First Mining Application on the Coromandel since… ?

Last week, Oceana Gold, the multinational mining company that operates the two biggest gold mines in New Zealand, applied for a Mining Licence over more than 5000 hectares of mostly Conservation land in the Southern Coromandel.

This is the first permit for many, many years – maybe even since the Waihi permits. It is also a huge area – 5124.77 ha to be precise. The Waihi permit is just under 1500 ha, Macraes even less. Neither are over Conservation Land. The area, just to put it into context, is more than twice the size of Rangitoto Island, 3 times the size of Great Mercury or 66 times the size of the Auckland Domain!

Many, many people love the Hauraki Coromandel. And many many species live here – including a range of rare and threatened species of bth flora and fauna. The Coromandel Range, which runs from Mt Moehau to Mt TeAroha is a significant ecological corridor, providing vital linkages, habitat and of course a stunning backdrop to some of the worlds most beautiful beaches.

This application to mine a significant part of this area is horrible.

It completely undermines what the communities of the Hauraki Coromandel want, what we have been vocal about not wanting for more than 40 years. We are not a minority; we are the community of this place, the people who live here, who work here, who look after these special places. We are the ones volunteering out on trap lines, initiating revegetation projects, guiding our Councils to protect these areas – Wharekirauponga was identified in the Hauraki District Plan as a Significant Natural Area, meaning that it is special within the District.

It undermines what the Government has said, that this area should be fully protected. They have a clearly stated intent to prohibit any new mines on Conservation land. They have long promised to protect this area. Just because they have been ridiculously slow to act doesn’t negate the fact that they have identified and stated this, repeatedly.

Only a matter of weeks ago, Oceana were alluding to any application for a mining permit being a long way off – up to 8 years away. Weasle words from an industry hell bent on grabbing all of the wealth they can.

And what of the toxic legacy that they would leave? The acid mine drainage, the hydrological changes, the geophysical change and instability that underground mining brings; the industrialisation of wild spaces, of conservation land, fragmented habitat, and vast capped pockets of toxic waste – assuming that they remain capped, that we don’t have an earthquake that releases it!

Then there is the Climate Crisis – mining has high energy consumption, requires a range of industrial chemicals and is reliant on the use of heavy machinery. Not conducive to a ‘just transition’ or our nations goals of Zero Carbon.

The gold mining industry is by its very nature unstable, high risk and volatile. The recent decision by the Minister to decline a huge property purchase to enable to establishment of yet more toxic tailings saw the industry and a few others crowing about the wealth that Oceana has bought to Waihi, how the average mine salary is $120k. That’s the average – in other words, there may be 3 people with massive pay packets and loads with tiny ones, but it averages out ok. But where is any evidence of that wealth – Waihi is an inherently poor town.

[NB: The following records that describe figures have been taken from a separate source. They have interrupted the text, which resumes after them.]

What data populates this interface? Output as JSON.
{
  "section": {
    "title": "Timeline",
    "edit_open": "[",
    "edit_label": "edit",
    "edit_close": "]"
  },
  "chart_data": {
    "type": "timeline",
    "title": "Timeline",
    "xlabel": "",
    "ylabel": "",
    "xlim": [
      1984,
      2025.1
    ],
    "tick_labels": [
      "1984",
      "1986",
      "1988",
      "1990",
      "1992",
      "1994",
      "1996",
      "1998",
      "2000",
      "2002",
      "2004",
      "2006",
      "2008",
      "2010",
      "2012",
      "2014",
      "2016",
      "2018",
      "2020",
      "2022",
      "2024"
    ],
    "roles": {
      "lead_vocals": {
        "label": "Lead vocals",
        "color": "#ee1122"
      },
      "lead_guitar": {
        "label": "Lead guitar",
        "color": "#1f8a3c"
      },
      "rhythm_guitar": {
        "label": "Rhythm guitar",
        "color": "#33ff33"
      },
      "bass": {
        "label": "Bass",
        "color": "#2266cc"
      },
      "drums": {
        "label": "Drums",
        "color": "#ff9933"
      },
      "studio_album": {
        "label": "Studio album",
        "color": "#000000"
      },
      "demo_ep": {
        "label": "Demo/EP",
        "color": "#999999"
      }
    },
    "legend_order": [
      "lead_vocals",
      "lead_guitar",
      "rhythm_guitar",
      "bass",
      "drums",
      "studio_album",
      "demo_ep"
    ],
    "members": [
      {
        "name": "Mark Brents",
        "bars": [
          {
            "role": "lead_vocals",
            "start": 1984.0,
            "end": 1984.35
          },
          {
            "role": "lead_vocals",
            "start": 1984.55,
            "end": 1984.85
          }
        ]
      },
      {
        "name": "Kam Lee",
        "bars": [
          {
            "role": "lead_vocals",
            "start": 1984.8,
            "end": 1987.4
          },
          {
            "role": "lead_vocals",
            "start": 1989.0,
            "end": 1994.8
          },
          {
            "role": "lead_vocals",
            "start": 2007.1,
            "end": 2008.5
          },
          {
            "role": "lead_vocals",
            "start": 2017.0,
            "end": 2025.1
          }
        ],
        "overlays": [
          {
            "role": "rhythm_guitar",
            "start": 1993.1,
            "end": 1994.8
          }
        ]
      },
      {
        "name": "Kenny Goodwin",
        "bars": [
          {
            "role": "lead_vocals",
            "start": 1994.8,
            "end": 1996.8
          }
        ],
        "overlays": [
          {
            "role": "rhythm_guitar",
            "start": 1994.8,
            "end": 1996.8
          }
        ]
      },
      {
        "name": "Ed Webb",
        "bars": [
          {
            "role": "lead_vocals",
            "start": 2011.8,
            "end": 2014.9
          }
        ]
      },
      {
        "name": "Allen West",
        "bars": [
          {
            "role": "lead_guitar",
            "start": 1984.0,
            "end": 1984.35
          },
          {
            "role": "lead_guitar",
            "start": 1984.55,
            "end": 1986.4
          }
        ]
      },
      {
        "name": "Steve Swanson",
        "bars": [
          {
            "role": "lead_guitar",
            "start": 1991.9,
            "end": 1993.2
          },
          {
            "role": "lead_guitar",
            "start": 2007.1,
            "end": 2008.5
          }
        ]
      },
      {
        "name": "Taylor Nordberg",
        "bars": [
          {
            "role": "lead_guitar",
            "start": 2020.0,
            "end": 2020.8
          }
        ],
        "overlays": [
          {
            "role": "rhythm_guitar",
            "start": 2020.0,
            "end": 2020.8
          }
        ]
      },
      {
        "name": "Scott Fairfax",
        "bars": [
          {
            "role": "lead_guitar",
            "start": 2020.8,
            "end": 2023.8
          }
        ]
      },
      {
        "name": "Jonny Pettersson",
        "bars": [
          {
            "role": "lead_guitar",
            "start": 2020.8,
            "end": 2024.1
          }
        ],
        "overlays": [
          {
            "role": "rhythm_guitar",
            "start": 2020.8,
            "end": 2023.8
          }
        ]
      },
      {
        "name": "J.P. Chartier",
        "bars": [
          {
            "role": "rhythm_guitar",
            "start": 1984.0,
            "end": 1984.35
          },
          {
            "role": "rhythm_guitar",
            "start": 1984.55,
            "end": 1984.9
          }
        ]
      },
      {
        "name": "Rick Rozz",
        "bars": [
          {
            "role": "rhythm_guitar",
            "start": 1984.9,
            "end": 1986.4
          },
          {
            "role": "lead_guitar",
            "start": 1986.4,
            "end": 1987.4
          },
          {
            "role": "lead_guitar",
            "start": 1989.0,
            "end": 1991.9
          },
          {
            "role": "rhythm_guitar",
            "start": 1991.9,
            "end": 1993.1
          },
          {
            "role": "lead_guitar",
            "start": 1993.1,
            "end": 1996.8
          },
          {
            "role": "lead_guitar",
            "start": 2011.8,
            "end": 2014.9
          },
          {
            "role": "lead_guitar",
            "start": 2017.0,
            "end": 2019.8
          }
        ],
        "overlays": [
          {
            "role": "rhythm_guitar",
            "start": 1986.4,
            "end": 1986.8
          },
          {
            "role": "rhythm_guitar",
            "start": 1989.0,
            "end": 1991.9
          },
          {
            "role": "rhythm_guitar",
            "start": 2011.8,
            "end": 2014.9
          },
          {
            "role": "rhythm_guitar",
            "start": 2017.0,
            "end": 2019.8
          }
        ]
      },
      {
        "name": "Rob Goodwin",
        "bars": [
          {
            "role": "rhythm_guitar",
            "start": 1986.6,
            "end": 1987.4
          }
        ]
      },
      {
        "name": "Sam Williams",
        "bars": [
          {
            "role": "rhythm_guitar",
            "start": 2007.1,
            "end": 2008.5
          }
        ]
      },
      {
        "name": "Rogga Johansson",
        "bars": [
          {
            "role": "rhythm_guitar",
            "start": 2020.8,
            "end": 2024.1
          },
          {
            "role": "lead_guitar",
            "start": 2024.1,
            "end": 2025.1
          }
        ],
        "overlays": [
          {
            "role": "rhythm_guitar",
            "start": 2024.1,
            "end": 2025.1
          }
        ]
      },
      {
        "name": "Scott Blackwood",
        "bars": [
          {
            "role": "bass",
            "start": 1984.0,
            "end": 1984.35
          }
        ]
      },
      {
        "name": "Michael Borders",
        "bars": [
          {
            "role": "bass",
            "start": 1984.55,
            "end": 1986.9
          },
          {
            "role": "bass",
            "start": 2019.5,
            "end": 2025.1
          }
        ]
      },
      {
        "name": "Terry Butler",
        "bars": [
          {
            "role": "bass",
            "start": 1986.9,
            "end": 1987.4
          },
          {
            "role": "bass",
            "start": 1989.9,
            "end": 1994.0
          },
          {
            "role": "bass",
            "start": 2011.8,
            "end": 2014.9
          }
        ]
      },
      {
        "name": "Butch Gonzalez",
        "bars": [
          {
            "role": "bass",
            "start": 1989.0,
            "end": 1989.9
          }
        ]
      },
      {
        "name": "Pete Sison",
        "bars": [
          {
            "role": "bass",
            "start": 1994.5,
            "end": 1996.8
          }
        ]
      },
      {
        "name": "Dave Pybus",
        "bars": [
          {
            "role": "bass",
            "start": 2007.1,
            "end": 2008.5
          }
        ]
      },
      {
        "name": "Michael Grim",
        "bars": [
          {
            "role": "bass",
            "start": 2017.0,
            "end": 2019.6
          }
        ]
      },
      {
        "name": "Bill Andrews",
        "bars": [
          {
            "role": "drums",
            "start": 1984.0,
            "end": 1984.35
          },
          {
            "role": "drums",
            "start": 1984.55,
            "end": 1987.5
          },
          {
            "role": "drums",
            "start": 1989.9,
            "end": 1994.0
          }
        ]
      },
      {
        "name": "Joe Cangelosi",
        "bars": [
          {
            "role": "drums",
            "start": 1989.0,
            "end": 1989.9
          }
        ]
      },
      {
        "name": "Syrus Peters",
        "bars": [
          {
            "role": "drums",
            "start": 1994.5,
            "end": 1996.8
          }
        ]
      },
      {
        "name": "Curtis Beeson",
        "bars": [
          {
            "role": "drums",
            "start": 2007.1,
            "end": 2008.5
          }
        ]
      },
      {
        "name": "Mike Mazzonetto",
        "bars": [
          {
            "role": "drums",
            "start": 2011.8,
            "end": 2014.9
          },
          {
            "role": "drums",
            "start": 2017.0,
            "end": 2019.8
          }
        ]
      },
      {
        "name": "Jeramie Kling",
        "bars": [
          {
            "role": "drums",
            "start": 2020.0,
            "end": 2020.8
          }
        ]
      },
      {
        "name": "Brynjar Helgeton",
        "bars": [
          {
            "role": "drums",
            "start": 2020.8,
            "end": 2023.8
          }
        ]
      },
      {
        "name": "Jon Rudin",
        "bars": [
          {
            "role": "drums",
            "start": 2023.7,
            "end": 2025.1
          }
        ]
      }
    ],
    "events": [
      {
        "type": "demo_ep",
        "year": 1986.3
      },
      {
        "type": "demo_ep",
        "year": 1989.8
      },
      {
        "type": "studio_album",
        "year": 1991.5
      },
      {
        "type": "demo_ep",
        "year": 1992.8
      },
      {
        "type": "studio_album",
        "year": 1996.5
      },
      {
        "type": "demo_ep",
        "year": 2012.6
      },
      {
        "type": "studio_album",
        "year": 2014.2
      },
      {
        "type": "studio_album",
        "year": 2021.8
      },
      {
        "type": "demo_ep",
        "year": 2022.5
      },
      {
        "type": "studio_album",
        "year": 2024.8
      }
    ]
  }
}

And then you have the uncertainty of the Industry – the volatility of the gold price and the response of companies like Oceana to that – it was only two years ago that mines were to be ‘mothballed’ as the gold price dropped, workers laid off. Or the pit-wall collapse at Waihi, workers laid off. And in a place like the Coromandel, how many unemployed metallurgists are sitting around hoping for work? How many geologists, or other skilled miners? A few truck jobs (of which there are already plenty, actually) are about all that’ll be on offer. Maybe security. And do we have awfully high unemployment? No. Not like Waihi!

So to sum up, this company wants our blessing – or at least the Governments – to mine our conservation land. What say you?